How Bike Sharing Would Have Helped New York After Sandy

As New York City recovers from Sandy, one of the problems for city dwellers is simply getting to work. Hundreds of outer-borough residents stood in lines to catch buses or ferries into Manhattan or find a car looking for an extra passenger to meet temporary minimum occupancy rules imposed by Mayor Michael Bloomberg. The hassle left at least a few commuters wondering if the city’s bike-sharing program, which was supposed to begin this summer but was delayed until at least next spring, might have helped. “If NYC had implemented the bike share, the post Sandy transportation mess could have been avoided,” Wall Street Journal reporter Reed Albergotti suggested on Twitter yesterday. That’s an overstatement, but 7,000 bikes at 420 stations—many of them in exactly the areas hardest hit by power outages and the lack of subway service—probably would have helped.

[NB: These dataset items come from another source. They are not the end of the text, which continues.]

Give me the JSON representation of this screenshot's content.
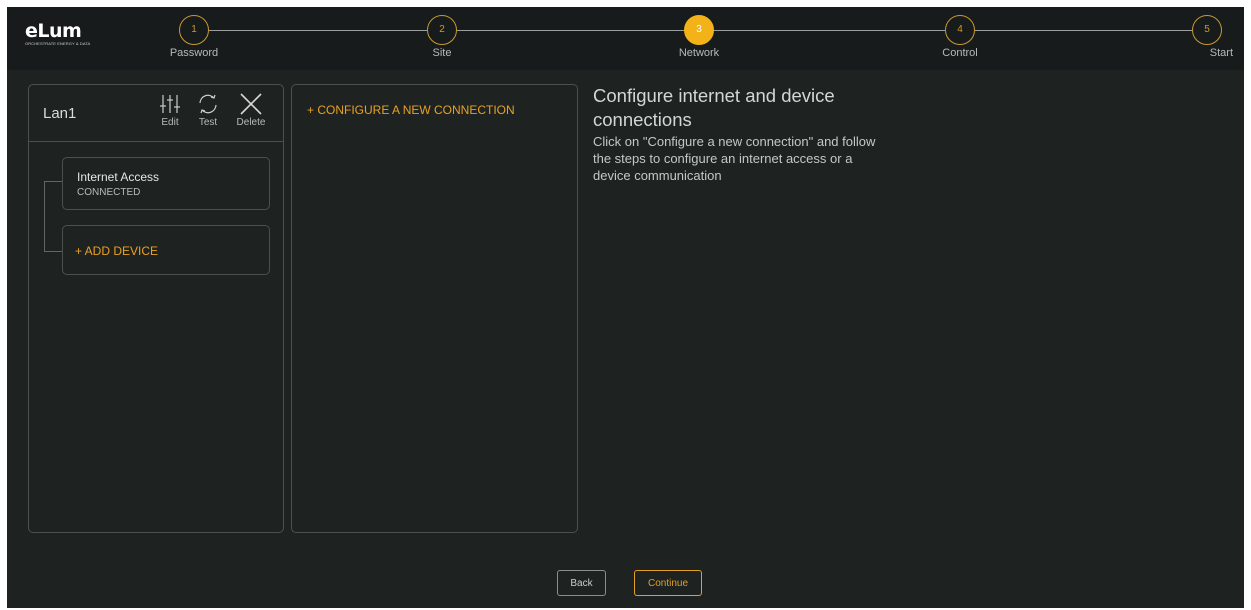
{
  "brand": {
    "name": "eLum",
    "tagline": "ORCHESTRATE ENERGY & DATA"
  },
  "stepper": {
    "steps": [
      {
        "number": "1",
        "label": "Password"
      },
      {
        "number": "2",
        "label": "Site"
      },
      {
        "number": "3",
        "label": "Network",
        "active": true
      },
      {
        "number": "4",
        "label": "Control"
      },
      {
        "number": "5",
        "label": "Start"
      }
    ],
    "accent_color": "#f2b218"
  },
  "lan_panel": {
    "title": "Lan1",
    "toolbar": {
      "edit_label": "Edit",
      "test_label": "Test",
      "delete_label": "Delete"
    },
    "internet_card": {
      "title": "Internet Access",
      "status": "CONNECTED"
    },
    "add_device_label": "+ ADD DEVICE"
  },
  "connections_panel": {
    "configure_label": "+ CONFIGURE A NEW CONNECTION"
  },
  "info": {
    "title": "Configure internet and device connections",
    "body": "Click on \"Configure a new connection\" and follow the steps to configure an internet access or a device communication"
  },
  "footer": {
    "back_label": "Back",
    "continue_label": "Continue"
  },
  "colors": {
    "background": "#1e2322",
    "header": "#171b1b",
    "accent": "#e8a023"
  }
}
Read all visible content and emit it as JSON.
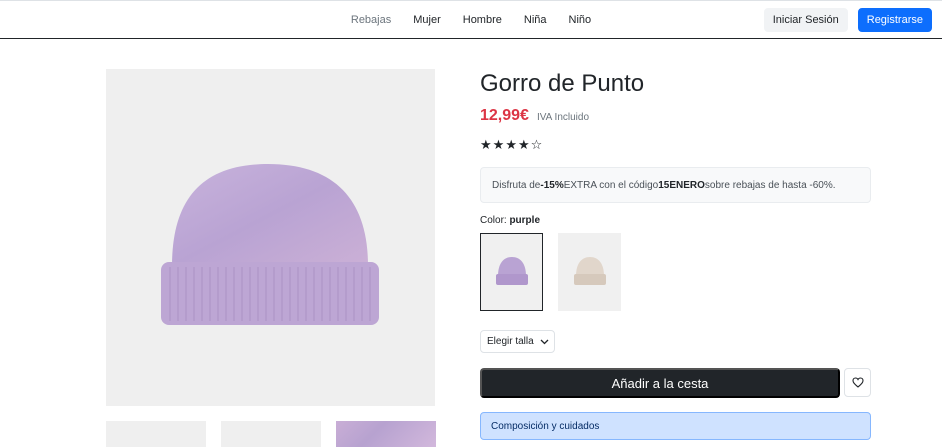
{
  "nav": {
    "links": [
      "Rebajas",
      "Mujer",
      "Hombre",
      "Niña",
      "Niño"
    ],
    "login_label": "Iniciar Sesión",
    "register_label": "Registrarse"
  },
  "product": {
    "title": "Gorro de Punto",
    "price": "12,99€",
    "tax_note": "IVA Incluido",
    "rating": 4,
    "rating_max": 5,
    "promo": {
      "prefix": "Disfruta de ",
      "discount": "-15%",
      "middle": " EXTRA con el código ",
      "code": "15ENERO",
      "suffix": " sobre rebajas de hasta -60%."
    },
    "color_label": "Color: ",
    "color_value": "purple",
    "colors": [
      {
        "name": "purple",
        "selected": true,
        "hex": "#b9a3d3"
      },
      {
        "name": "beige",
        "selected": false,
        "hex": "#e1d6cb"
      }
    ],
    "size_select_label": "Elegir talla",
    "add_to_cart_label": "Añadir a la cesta",
    "accordion_label": "Composición y cuidados"
  },
  "colors": {
    "accent": "#0d6efd",
    "price": "#dc3545",
    "dark": "#212529"
  }
}
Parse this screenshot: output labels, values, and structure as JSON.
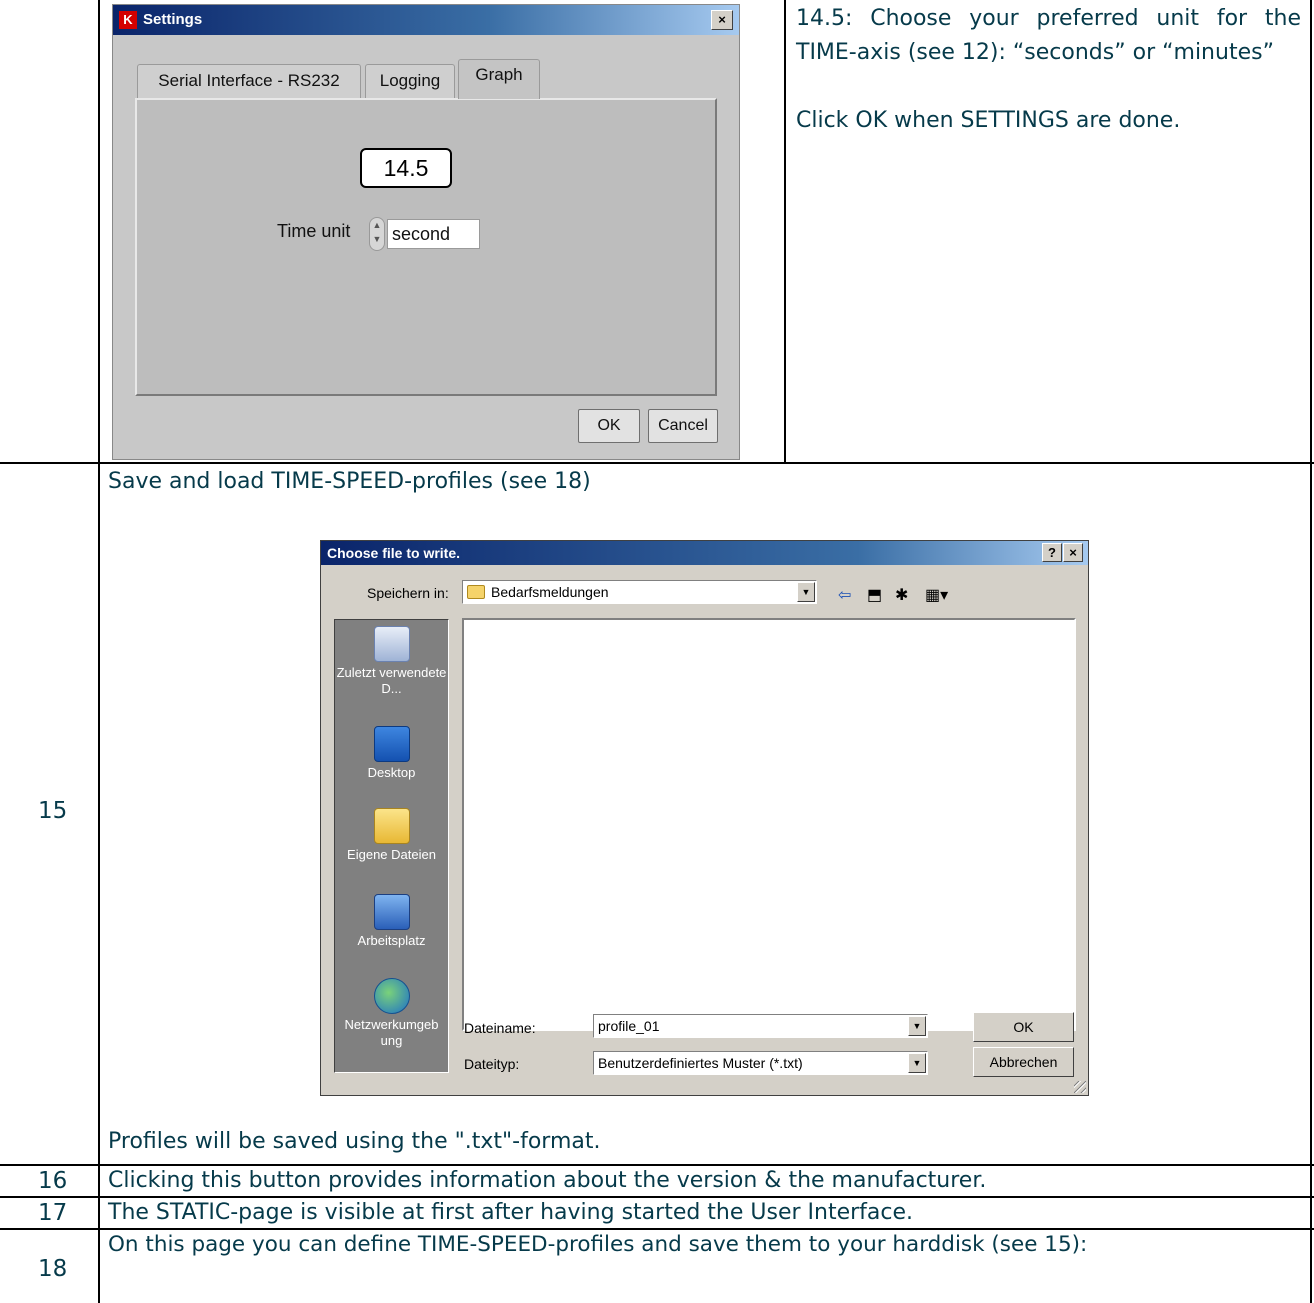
{
  "row14": {
    "settings_window": {
      "title": "Settings",
      "close_glyph": "×",
      "tabs": [
        "Serial Interface - RS232",
        "Logging",
        "Graph"
      ],
      "active_tab": "Graph",
      "callout": "14.5",
      "time_unit_label": "Time unit",
      "time_unit_value": "second",
      "ok_label": "OK",
      "cancel_label": "Cancel"
    },
    "description": {
      "line1": "14.5: Choose your preferred unit for the TIME-axis (see 12): “seconds” or “minutes”",
      "line2": "Click OK when SETTINGS are done."
    }
  },
  "row15": {
    "number": "15",
    "heading": "Save and load TIME-SPEED-profiles (see 18)",
    "footer": "Profiles will be saved using the \".txt\"-format.",
    "file_dialog": {
      "title": "Choose file to write.",
      "help_glyph": "?",
      "close_glyph": "×",
      "save_in_label": "Speichern in:",
      "save_in_value": "Bedarfsmeldungen",
      "places": [
        "Zuletzt verwendete D...",
        "Desktop",
        "Eigene Dateien",
        "Arbeitsplatz",
        "Netzwerkumgeb ung"
      ],
      "filename_label": "Dateiname:",
      "filename_value": "profile_01",
      "filetype_label": "Dateityp:",
      "filetype_value": "Benutzerdefiniertes Muster (*.txt)",
      "ok_label": "OK",
      "cancel_label": "Abbrechen"
    }
  },
  "row16": {
    "number": "16",
    "text": "Clicking this button provides information about the version & the manufacturer."
  },
  "row17": {
    "number": "17",
    "text": "The STATIC-page is visible at first after having started the User Interface."
  },
  "row18": {
    "number": "18",
    "text": "On this page you can define TIME-SPEED-profiles and save them to your harddisk (see 15):"
  }
}
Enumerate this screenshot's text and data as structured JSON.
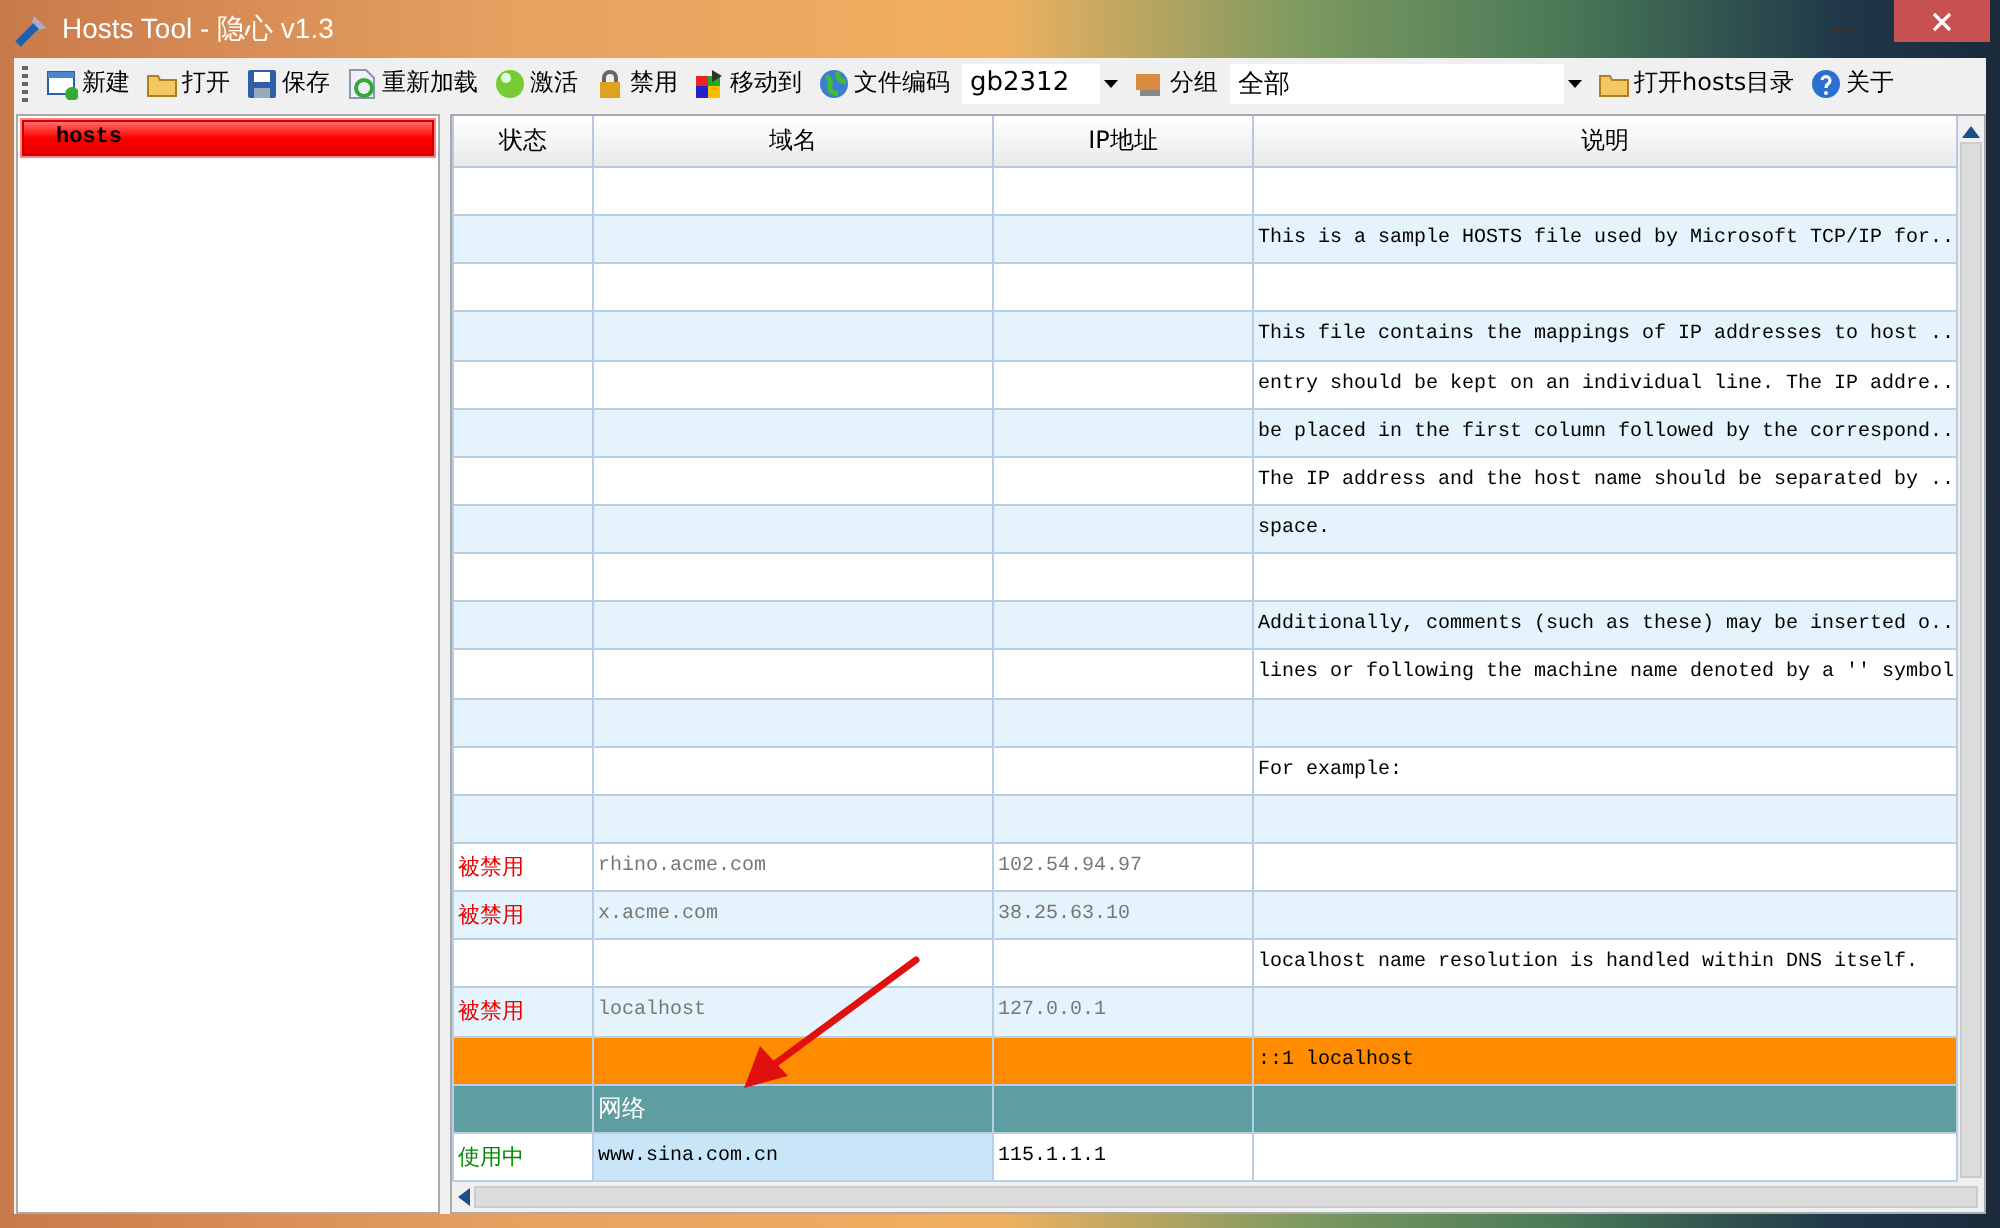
{
  "window": {
    "title": "Hosts Tool - 隐心 v1.3"
  },
  "toolbar": {
    "buttons_before": [
      "新建",
      "打开",
      "保存",
      "重新加载",
      "激活",
      "禁用",
      "移动到",
      "文件编码"
    ],
    "encoding": "gb2312",
    "group_label": "分组",
    "group_value": "全部",
    "buttons_after": [
      "打开hosts目录",
      "关于"
    ]
  },
  "sidebar": {
    "items": [
      {
        "label": "hosts",
        "selected": true
      }
    ]
  },
  "table": {
    "columns": [
      "状态",
      "域名",
      "IP地址",
      "说明"
    ],
    "rows": [
      {
        "kind": "plain",
        "status": "",
        "domain": "",
        "ip": "",
        "comment": ""
      },
      {
        "kind": "plain",
        "status": "",
        "domain": "",
        "ip": "",
        "comment": "This is a sample HOSTS file used by Microsoft TCP/IP for.."
      },
      {
        "kind": "plain",
        "status": "",
        "domain": "",
        "ip": "",
        "comment": ""
      },
      {
        "kind": "plain",
        "status": "",
        "domain": "",
        "ip": "",
        "comment": "This file contains the mappings of IP addresses to host .."
      },
      {
        "kind": "plain",
        "status": "",
        "domain": "",
        "ip": "",
        "comment": "entry should be kept on an individual line. The IP addre.."
      },
      {
        "kind": "plain",
        "status": "",
        "domain": "",
        "ip": "",
        "comment": "be placed in the first column followed by the correspond.."
      },
      {
        "kind": "plain",
        "status": "",
        "domain": "",
        "ip": "",
        "comment": "The IP address and the host name should be separated by .."
      },
      {
        "kind": "plain",
        "status": "",
        "domain": "",
        "ip": "",
        "comment": "space."
      },
      {
        "kind": "plain",
        "status": "",
        "domain": "",
        "ip": "",
        "comment": ""
      },
      {
        "kind": "plain",
        "status": "",
        "domain": "",
        "ip": "",
        "comment": "Additionally, comments (such as these) may be inserted o.."
      },
      {
        "kind": "plain",
        "status": "",
        "domain": "",
        "ip": "",
        "comment": "lines or following the machine name denoted by a '' symbol"
      },
      {
        "kind": "plain",
        "status": "",
        "domain": "",
        "ip": "",
        "comment": ""
      },
      {
        "kind": "plain",
        "status": "",
        "domain": "",
        "ip": "",
        "comment": "For example:"
      },
      {
        "kind": "plain",
        "status": "",
        "domain": "",
        "ip": "",
        "comment": ""
      },
      {
        "kind": "disabled",
        "status": "被禁用",
        "domain": "rhino.acme.com",
        "ip": "102.54.94.97",
        "comment": ""
      },
      {
        "kind": "disabled",
        "status": "被禁用",
        "domain": "x.acme.com",
        "ip": "38.25.63.10",
        "comment": ""
      },
      {
        "kind": "plain",
        "status": "",
        "domain": "",
        "ip": "",
        "comment": "localhost name resolution is handled within DNS itself."
      },
      {
        "kind": "disabled",
        "status": "被禁用",
        "domain": "localhost",
        "ip": "127.0.0.1",
        "comment": ""
      },
      {
        "kind": "highlight",
        "status": "",
        "domain": "",
        "ip": "",
        "comment": "::1 localhost"
      },
      {
        "kind": "group",
        "status": "",
        "domain": "网络",
        "ip": "",
        "comment": ""
      },
      {
        "kind": "active",
        "status": "使用中",
        "domain": "www.sina.com.cn",
        "ip": "115.1.1.1",
        "comment": "",
        "editing": true
      }
    ]
  }
}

“It would really be a great complementary mode for people to get around in a safe way and not have to worry about traffic congestion,” says Paul DeMaio, founder of MetroBike and a consultant on Washington, D.C.’s Capital Bikeshare system, which was rolled out in 2008. In D.C., DeMaio says, bike sharing has proved useful in the aftermath of Sandy, as well as during past disruptions to the transportation network. Capital Bikeshare closed for about 36 hours during Sandy to keep riders from attempting to brave the dangerous weather, but it was back up about an hour before the city’s public transit system. “As soon as we flipped the switch back on, it was being very well used,” says DeMaio. In August 2011, when an earthquake rattled the city and left many commuters looking for a way around snarled traffic, Capital Bikeshare experienced a 34 percent increase in trips per day. “We had just a few bikes that were kept beyond 24 hours. People were respectful of the service, and they were able to use the service to get home to their loved ones.”

Alta Bicycle Share, the company that runs D.C.’s system, will also operate New York’s. Its solar-powered stations do not rely on the grid for bike check-in and return, and they have proven resilient in storms. “Our stations have made it through a couple of hurricanes now where we’ve had wind gusts up to 75 miles per hour,” says DeMaio, who notes that the planned solar towers at stations in New York, unlike in D.C., do not have overhanging panels and would probably perform even better in high winds. (Alta Bicycle Share has not responded to an e-mail requesting comment.) Bike shares are not a “panacea” says Noah Budnick, deputy director of Transportation Alternatives, an advocacy group for cyclists in New York, but they do provide another failsafe. “What we’re seeing in the last couple days in general about biking is that it really adds to the resilience of the city’s transportation system,” says Budnick. “I’m standing on the Manhattan Bridge right now, and I’ve never seen bike traffic like this.”